Casella Waste Systems, Inc.
- Type: Public
- Traded as: Nasdaq: CWST (Class A); Russell 2000 component; S&P 600 component;
- Industry: Waste management
- Founded: 1975; 51 years ago
- Founder: Douglas Casella
- Headquarters: Rutland, Vermont, United States
- Key people: John W. Casella (CEO); Ned R. Coletta (president & CFO); Shelley Sayward (SVP, general counsel);
- Revenue: US$1.84 billion (2025)
- Net income: US$7.87 million (2025)
- Number of employees: 4,000
- Website: www.casella.com

= Casella Waste Systems =

American waste management company

Casella Waste Systems, Inc. is a waste management company based in Rutland, Vermont, United States. Founded in 1975 with a single truck, Casella is a regional, vertically integrated solid waste services company. Casella provides resource management expertise and services to residential, commercial, municipal and industrial customers, primarily in the areas of solid waste collection and disposal, transfer, recycling and organics services. The company provides integrated solid waste services in seven northeastern states: Vermont, New Hampshire, New York, Massachusetts, Connecticut, Maine and Pennsylvania, with its headquarters located in Rutland, Vermont. Casella manages solid waste operations on a geographic basis through two regional operating segments, the Eastern and Western regions, each of which provides a full range of solid waste services, and larger-scale recycling and commodity brokerage operations. Organics services, major account and industrial services, are also provided.
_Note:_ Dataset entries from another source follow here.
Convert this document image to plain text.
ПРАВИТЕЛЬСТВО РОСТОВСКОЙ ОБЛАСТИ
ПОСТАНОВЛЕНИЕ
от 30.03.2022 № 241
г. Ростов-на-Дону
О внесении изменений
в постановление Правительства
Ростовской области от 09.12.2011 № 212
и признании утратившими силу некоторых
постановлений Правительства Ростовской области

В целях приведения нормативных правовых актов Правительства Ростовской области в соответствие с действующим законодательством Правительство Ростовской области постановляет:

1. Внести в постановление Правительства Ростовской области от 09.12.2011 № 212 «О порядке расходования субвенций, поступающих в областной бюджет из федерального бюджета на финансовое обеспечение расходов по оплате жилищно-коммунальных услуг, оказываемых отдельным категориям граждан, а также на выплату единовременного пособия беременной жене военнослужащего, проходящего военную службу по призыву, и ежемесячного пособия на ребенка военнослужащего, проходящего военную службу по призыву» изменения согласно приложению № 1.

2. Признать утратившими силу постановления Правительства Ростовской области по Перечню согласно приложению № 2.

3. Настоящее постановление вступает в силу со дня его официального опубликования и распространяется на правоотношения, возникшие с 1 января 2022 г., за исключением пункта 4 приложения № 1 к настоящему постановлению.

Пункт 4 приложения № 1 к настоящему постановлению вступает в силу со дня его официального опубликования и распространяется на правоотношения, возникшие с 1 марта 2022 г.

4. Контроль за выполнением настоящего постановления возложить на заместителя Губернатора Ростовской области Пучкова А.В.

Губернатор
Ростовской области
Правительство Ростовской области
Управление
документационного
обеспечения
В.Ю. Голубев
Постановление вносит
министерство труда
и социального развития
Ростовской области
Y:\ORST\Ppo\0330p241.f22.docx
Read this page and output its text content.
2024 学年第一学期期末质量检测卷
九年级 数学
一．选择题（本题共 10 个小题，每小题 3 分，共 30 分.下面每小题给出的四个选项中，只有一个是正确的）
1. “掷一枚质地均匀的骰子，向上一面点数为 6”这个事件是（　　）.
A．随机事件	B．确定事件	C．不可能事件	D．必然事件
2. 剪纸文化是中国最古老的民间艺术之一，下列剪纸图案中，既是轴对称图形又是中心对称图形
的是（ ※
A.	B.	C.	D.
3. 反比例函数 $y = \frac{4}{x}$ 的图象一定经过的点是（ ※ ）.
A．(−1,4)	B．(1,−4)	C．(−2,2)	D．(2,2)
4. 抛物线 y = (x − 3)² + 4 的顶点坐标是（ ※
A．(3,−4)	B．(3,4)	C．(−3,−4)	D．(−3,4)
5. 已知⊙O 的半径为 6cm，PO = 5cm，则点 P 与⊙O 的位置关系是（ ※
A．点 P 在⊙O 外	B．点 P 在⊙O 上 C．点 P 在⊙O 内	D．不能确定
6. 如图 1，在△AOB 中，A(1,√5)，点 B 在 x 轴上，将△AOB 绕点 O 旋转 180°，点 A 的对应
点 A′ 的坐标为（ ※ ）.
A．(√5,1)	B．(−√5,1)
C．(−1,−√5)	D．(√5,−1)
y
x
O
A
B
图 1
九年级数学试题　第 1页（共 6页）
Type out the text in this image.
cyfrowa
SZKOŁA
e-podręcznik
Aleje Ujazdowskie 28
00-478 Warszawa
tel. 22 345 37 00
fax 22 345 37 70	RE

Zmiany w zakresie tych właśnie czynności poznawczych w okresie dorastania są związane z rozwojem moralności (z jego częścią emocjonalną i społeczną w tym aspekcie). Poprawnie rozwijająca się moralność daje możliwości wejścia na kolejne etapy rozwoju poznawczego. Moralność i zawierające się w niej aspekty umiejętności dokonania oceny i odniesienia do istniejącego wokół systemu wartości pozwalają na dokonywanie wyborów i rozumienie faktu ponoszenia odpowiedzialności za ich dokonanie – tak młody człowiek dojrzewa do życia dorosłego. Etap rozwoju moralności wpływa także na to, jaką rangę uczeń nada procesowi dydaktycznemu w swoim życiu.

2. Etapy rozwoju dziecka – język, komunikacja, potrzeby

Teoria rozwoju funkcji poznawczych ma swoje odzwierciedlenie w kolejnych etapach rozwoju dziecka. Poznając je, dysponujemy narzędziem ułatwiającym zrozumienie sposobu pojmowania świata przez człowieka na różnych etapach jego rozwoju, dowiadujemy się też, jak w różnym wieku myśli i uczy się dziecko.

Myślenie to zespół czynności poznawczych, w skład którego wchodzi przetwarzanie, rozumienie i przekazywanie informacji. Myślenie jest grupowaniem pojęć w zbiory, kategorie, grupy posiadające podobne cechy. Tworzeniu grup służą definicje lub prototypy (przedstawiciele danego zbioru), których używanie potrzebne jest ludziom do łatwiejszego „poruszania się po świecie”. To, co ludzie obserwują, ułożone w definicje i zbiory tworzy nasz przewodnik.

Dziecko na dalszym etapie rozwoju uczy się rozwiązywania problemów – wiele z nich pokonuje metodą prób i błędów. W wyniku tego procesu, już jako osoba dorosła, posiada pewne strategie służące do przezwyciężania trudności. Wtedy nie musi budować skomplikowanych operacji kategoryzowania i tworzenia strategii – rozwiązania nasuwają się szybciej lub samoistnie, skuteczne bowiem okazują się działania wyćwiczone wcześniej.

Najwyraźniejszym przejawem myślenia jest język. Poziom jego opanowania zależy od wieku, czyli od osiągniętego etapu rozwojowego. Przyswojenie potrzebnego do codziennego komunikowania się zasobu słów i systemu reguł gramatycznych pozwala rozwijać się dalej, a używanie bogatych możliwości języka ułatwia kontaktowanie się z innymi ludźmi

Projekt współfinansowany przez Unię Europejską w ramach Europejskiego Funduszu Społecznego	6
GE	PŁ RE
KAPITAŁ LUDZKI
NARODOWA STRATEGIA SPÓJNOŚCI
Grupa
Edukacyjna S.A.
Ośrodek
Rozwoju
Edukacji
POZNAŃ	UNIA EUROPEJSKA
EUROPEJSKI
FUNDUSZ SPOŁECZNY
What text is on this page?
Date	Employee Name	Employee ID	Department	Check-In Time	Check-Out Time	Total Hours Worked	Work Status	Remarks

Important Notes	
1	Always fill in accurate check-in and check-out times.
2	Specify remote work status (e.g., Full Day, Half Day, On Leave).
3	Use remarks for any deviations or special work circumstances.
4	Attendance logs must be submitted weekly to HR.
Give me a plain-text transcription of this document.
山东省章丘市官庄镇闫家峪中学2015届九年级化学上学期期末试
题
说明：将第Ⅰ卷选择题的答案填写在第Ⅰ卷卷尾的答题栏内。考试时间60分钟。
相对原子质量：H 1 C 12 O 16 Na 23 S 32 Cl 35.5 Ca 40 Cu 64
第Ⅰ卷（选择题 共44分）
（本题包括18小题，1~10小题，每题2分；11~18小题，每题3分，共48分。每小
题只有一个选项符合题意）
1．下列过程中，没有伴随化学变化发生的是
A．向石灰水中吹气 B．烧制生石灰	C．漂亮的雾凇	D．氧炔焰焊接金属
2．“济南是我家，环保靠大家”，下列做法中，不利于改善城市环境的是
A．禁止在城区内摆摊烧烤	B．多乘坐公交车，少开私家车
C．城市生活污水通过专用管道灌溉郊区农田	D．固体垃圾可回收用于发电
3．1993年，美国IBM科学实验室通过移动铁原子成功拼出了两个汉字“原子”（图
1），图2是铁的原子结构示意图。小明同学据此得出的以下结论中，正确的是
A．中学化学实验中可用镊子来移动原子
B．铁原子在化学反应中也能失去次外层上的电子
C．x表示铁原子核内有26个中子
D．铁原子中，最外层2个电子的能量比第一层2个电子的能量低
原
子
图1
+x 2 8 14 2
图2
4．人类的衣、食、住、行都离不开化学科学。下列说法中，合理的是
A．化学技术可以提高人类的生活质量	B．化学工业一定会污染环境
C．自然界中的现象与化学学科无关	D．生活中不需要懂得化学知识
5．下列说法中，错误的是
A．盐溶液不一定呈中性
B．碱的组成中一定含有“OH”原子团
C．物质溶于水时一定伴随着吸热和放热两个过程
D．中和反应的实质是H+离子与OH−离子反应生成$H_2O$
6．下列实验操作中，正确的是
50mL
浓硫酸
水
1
Casella Waste Systems has 5,600 employees. Revenues were $1.837 billion for fiscal year 2025, up $279.6 million, or up 18.0%, from fiscal year 2024.

Casella has a Diesel Technician Training program as well as a CDL training school. The Diesel Tech program is currently in Williston, Vermont, and the CDL program is in West Rutland, Vermont.

== Expansion ==
Beginning in 2018, Casella resumed its growth platform. Casella would acquire several businesses in 2018 including six solid waste collection businesses and one transfer business in its Western region and two businesses consisting of solid waste collection and transfer operations in the Eastern region.

As of January 31, 2019, Casella owned and/or operated 37 solid waste collection operations, 49 transfer stations, 18 recycling facilities, eight Subtitle D landfills, four landfill gas-to-energy facilities and one landfill permitted to accept construction and demolition ("C&D") materials.

On July 26, 2021, Casella purchased Willimantic Waste Paper Co. Inc., based out of Willimantic, CT. It was Casella's fifth acquisition in 2021.

In early April 2023, Casella Waste Systems, Inc. announced the signing of an equity purchase agreement to acquire collection, transfer, and recycling operations in Pennsylvania, Delaware, and Maryland from GFL Environmental Inc. (“GFL”) for a purchase price of $525 million. The proposed acquisition includes nine hauling operations, one transfer station, and one material recovery facility with aggregate annualized revenues of approximately $185 million.

In September 2023, Casella acquired the collection, transfer, and recycling assets from Consolidated Waste Services LLC and Twin Bridges for $219 million. Casella acquired a transfer station, two hauling operations, and a material recovery facility in the deal.

== Conflict and Controversy ==
Casella has a history of legal conflict, including complaints over leachate handling in Bethlehem, NH and Southbridge, MA, numerous violations of the New York State Environmental Conservation Law from 2015 to 2022, damage to wetlands in Southbridge, MA, anti-competitive service contracts, occupational health and safety violations, and operating a landfill without a permit.